Quite a few busy NY Moms are technically challenged when it comes to the kitchen. And many of them don’t want to pass this ineptitude to the next generation. That’s where Dough Re Me Kids comes in. Romy Horn is a mom who is very comfortable in the kitchen. Her cooking classes combine kitchen skills with playtime.
The small-group classes are held in a gorgeous DUMBO loft. Kids can start this drop-off class as early as 3. Romy’s older ‘tween students can take on more intricate recipes. Only the finest ingredients are used in the classes and kids really learn to respect food. Intrigued? Sign up now for the Winter Session ($240 per session). It starts January 25th. Want a small taste? Try one of Romy’s one-day workshops. And now let’s learn more about the mom behind the apron.
Why did you launch the business?
When my daughter started to show an interest in cooking, I realized how much fun it was to cook with her and her friends. From that point on, I knew that I wanted to start a cooking school. I started by going into her classes and teaching her classmates various recipes. While I was working as a full-time attorney, I would take vacation days to go to her school. After a couple years, I worked a four-day week and was able to start Dough Re Me Kids with weekly classes on Fridays. Last year, after I was laid off from my job I was able to finally do what I’ve wanted to do all of my life – cook and teach – full-time.
Why do you think kids love cooking so much?
Cooking is like one big art project with lots of creative tasks and supplies that can be eaten. No one is going to say, “Please don’t put that crayon in your mouth.” The kids get such satisfaction from making something they can eat when they’re finished. They even get to show off their “work” at home and are so proud when they hear how tasty their food is from someone they love.
They especially enjoy working with dough, so I would have to say pasta making is high on the list. When we use herbs for recipes, they really enjoy picking them, smelling them, cleaning them from the stem and chopping them. Another favorite is sprinkles – for cupcakes, for popcorn balls or cookies. There is always a lot of munching going on. They even munch on the herbs.
Ideas for beginner cookbooks for kids?
The old-school Betty Crocker’s Cookbook for Boys and Girls: Facsimile Edition and the more modern Williams-Sonoma Kids in the Kitchen: Fun Food.
Can you share a quick recipe to try over the winter break?

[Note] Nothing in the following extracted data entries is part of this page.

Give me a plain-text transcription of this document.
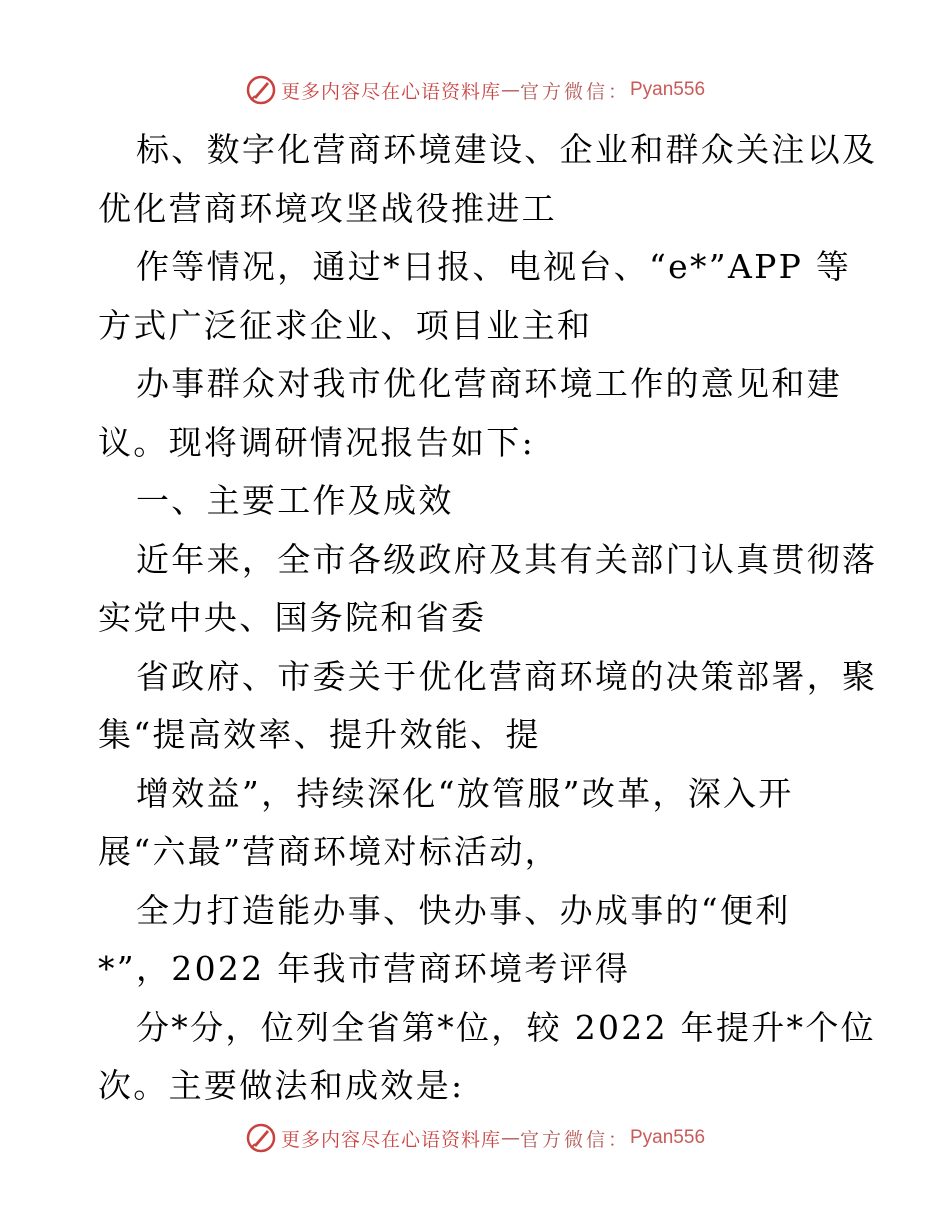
更多内容尽在心语资料库 — 官方微信： Pyan556
标、数字化营商环境建设、企业和群众关注以及
优化营商环境攻坚战役推进工
作等情况，通过*日报、电视台、“e*”APP 等
方式广泛征求企业、项目业主和
办事群众对我市优化营商环境工作的意见和建
议。现将调研情况报告如下:
一、主要工作及成效
近年来，全市各级政府及其有关部门认真贯彻落
实党中央、国务院和省委
省政府、市委关于优化营商环境的决策部署，聚
集“提高效率、提升效能、提
增效益”，持续深化“放管服”改革，深入开
展“六最”营商环境对标活动，
全力打造能办事、快办事、办成事的“便利
*”，2022 年我市营商环境考评得
分*分，位列全省第*位，较 2022 年提升*个位
次。主要做法和成效是:
更多内容尽在心语资料库 — 官方微信： Pyan556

Working with phyllo dough is something that every kid should try. Just stack 5 or 6 sheets, place a mixture of cheese and vegetables on top and roll up like a log. Think of sushi rolls. In class, we recently used drained ricotta and shredded cheddar with steamed kale – patted dry, zucchini and carrots sticks, but the possibilities are endless. Just try not to use anything too watery or the end product will be soggy. Brush the outside with butter (unsalted) and bake at 375 on a buttered baking sheet until golden brown. Although the paper thin dough can rip, it is very forgiving once it is baked. The cooked log can be sliced into bite-sized pieces and arranged on a platter. The dough gets crunchy on the outside and the kids absolutely loved eating it. It is something you can take to party too.
Favorite place to dine-out with the kids?
Favorite spot for a winter playdate?
Ice-skating at Prospect Park or at Chelsea Piers. Otherwise, we have cooking playdates at home.